Much of it is junk mail from desperate pizza companies and even more desperate estate agents, the latter assuring us breathlessly that they are desperate for vendors in a vibrant market.

By chance I open a letter addressed to the Occupier, expecting yet more grovelling to put our flat into the rental sector, but what I find is notification by British Gas that the resident, Ms Francis (let us say), having incurred £1,800 in unpaid gas bills, a warrant has been obtained to disconnect us on the 17th of June.

Of course the letter doesn't tell me anything useful like details of the Court, so I can't write to the magistrate to explain the mistake. 

I find a letter addressed to Miss Francis at our address and decide to open it. It is a bill from British Gas for £1,800. This is really weird, as I know for a certain fact that no Ms Francis has lived here for 24 years. Now getting used to rifling Ms Francis' mail, I discover a letter from Barclay's in Mumbai relating to a high value account. Well, to me a minimum deposit of £15k is seriously high value.

I call nice Colin from British Gas and spend an hour and a half on the phone. He believes that I am the true resident and the the reason for the confusion must be that Ms Francis moved in next door four years ago and they accidentally closed down our account and billed it to her. He says his priority is to stop us from getting disconnected. Just as I am about to give him my contact phone numbers we are disconnected.

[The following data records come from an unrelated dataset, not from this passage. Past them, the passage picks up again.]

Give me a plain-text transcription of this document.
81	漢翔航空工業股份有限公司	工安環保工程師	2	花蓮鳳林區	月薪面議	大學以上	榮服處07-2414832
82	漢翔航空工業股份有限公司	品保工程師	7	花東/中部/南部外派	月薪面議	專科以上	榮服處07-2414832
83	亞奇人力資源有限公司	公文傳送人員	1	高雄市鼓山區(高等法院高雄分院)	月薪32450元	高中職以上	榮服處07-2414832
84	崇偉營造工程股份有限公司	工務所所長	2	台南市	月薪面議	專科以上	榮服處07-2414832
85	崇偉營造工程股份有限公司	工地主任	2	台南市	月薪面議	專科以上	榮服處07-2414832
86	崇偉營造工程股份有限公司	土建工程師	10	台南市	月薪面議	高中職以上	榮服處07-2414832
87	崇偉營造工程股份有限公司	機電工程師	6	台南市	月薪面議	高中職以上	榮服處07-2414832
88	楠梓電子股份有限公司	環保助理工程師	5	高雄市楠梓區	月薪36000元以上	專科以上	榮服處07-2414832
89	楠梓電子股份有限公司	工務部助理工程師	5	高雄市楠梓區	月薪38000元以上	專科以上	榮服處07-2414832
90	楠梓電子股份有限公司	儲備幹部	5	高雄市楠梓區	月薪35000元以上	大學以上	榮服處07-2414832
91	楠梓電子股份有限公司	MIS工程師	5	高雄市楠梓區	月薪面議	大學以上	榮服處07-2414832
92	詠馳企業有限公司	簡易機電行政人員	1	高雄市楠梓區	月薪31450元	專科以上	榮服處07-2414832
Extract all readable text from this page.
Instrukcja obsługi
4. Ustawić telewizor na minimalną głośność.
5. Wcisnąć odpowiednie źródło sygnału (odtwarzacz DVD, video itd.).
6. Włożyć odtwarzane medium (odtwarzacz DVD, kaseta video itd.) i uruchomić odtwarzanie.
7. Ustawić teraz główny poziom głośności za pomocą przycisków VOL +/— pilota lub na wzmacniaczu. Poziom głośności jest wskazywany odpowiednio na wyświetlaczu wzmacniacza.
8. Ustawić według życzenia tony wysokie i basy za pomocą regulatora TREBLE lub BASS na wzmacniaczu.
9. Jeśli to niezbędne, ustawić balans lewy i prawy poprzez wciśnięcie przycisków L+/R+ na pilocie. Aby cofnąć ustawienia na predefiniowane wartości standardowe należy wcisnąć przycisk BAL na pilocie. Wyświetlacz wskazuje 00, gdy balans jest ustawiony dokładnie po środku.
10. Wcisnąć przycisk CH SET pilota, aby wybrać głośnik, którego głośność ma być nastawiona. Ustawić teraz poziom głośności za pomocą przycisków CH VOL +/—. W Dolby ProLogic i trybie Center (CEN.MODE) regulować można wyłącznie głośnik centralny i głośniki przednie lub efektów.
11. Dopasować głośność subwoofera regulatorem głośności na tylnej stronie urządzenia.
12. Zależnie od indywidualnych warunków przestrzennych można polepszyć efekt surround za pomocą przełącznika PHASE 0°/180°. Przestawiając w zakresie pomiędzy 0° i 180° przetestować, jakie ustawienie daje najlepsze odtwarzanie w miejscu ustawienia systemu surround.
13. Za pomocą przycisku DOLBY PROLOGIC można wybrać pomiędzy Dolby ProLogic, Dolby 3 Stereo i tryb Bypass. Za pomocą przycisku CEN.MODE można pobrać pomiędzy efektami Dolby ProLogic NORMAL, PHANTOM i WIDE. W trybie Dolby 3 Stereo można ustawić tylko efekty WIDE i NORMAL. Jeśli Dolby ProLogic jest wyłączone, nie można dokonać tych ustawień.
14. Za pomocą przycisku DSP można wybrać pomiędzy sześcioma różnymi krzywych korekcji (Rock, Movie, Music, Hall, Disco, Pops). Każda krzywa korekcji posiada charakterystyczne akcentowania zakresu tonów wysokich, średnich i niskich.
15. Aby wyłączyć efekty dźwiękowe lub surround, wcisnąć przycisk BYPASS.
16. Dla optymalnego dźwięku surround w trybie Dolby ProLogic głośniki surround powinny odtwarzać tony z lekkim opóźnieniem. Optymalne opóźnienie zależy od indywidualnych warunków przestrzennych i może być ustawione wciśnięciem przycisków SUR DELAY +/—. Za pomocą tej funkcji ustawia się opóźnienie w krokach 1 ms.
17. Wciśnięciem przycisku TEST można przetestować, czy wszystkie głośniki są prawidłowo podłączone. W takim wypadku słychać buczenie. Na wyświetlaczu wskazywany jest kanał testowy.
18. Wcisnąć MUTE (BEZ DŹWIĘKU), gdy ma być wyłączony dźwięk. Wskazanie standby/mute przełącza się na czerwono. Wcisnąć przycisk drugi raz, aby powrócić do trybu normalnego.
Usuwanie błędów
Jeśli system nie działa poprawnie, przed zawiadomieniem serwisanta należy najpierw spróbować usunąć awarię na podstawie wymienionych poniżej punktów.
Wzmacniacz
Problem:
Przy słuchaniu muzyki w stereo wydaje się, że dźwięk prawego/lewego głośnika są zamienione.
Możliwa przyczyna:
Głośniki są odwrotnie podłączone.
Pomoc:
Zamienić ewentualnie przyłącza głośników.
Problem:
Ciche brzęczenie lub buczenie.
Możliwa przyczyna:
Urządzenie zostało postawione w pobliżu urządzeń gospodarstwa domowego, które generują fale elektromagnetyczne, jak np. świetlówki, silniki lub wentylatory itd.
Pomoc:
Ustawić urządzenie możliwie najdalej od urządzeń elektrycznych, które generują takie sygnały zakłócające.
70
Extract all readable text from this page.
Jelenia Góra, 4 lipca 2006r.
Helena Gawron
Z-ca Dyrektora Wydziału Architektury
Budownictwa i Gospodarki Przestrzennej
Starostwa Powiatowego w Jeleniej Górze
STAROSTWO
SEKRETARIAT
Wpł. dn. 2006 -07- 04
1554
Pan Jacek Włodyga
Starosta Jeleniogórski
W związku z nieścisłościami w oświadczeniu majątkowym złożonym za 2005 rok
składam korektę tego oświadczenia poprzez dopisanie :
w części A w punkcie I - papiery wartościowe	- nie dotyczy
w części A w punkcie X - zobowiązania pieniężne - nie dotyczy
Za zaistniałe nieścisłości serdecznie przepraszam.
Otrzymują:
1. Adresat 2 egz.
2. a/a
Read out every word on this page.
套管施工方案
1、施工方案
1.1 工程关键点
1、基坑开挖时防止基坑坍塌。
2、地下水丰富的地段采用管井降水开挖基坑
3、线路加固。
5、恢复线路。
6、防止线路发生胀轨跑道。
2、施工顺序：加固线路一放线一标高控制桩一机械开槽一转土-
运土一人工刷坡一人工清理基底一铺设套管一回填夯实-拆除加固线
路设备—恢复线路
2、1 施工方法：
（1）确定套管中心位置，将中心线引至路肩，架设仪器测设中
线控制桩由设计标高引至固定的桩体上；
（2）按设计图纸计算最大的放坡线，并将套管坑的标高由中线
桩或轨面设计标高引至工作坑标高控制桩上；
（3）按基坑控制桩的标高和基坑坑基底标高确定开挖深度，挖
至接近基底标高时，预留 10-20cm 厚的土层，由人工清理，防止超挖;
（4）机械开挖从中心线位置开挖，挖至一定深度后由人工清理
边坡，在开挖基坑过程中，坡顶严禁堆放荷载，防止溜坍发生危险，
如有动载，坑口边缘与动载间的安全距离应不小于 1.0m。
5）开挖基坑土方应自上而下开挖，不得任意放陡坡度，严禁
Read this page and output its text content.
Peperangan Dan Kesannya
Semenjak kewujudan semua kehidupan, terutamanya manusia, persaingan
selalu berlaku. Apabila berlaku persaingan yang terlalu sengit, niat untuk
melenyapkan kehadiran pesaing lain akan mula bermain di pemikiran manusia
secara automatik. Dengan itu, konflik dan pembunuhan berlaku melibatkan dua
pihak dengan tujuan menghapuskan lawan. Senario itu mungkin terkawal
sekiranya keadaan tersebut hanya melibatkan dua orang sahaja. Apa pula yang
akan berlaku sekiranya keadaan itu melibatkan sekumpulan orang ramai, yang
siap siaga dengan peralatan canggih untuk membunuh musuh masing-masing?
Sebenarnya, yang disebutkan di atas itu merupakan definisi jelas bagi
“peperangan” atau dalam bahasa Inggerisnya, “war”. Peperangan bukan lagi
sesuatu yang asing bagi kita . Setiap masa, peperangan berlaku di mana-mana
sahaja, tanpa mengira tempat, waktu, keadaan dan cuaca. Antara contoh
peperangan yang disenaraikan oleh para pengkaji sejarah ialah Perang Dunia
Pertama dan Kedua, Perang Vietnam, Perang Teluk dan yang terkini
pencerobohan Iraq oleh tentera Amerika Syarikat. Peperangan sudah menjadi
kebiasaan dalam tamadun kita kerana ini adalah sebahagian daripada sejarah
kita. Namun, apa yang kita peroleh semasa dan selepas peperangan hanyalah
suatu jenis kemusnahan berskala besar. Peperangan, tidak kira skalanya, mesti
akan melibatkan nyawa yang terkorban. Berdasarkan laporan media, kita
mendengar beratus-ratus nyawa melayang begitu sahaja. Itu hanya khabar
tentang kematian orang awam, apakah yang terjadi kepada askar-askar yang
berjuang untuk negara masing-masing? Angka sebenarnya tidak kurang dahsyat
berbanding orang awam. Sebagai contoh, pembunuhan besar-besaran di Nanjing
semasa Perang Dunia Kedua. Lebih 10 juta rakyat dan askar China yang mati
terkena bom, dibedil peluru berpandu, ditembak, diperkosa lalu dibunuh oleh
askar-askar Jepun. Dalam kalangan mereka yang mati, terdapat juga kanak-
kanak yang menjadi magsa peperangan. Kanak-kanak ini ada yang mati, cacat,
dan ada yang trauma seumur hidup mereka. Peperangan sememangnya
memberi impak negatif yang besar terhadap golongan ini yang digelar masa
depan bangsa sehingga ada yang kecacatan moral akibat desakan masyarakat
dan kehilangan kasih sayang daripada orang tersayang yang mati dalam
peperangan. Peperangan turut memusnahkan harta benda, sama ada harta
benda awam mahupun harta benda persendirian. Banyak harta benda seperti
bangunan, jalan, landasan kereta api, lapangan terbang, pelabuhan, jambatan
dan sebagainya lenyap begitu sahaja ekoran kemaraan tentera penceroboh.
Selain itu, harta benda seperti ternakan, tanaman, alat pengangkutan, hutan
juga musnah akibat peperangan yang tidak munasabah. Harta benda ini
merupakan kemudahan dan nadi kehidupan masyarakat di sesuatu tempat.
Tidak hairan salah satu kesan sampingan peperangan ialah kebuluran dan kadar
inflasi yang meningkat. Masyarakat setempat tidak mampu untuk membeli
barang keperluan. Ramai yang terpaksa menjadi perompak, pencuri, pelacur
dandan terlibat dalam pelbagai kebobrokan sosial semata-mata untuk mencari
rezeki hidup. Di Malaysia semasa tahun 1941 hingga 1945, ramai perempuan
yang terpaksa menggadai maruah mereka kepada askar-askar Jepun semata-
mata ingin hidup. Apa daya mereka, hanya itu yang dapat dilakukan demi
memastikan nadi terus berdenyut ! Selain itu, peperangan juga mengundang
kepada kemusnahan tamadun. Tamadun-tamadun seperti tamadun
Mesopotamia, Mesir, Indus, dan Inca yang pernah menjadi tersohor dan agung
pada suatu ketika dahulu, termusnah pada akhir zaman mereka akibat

Barclay's website advises me to report suspected fraud using my secure log-in details. Sadly I do not have Ms Francis pin number, so I decide to call the telephone number provided.

I call Barclay's. London, not Mumbai- Doh! I spend 26 minutes listening to voicebots and kak music. Finally a human voice. Nasty Kyle eventually tells tells me to write to Barclays head office in the UK, as he can't do anything about their bank in India- not even make a record of my call . OK, perhaps I shall. I wonder if Barclay's will pay for the phone call and the postage stamp?

I call British Gas, and vaguely helpful Carrine assures me she will e-mail Colin who will call back within 24 hours.

You guessed it. Nobody calls.

I think I'm going to go to Hackney Police Station and report a theft soon. Or will I get in trouble for opening someone else's mail? And anyway, a theft of what?

A theft of the identity of the place where I live, it seems. Or a theft from a bank in one country that isn't the same as the bank with the same name in another country. Or maybe theft of my peace of mind. 

I am starting to become uncertain whether I really am me and have a good look in the mirror just to check. It looks like me all right- now to persuade everyone else to believe it. As I don't drive and my passport has expired, I have a sinking feeling this is not going to be easy.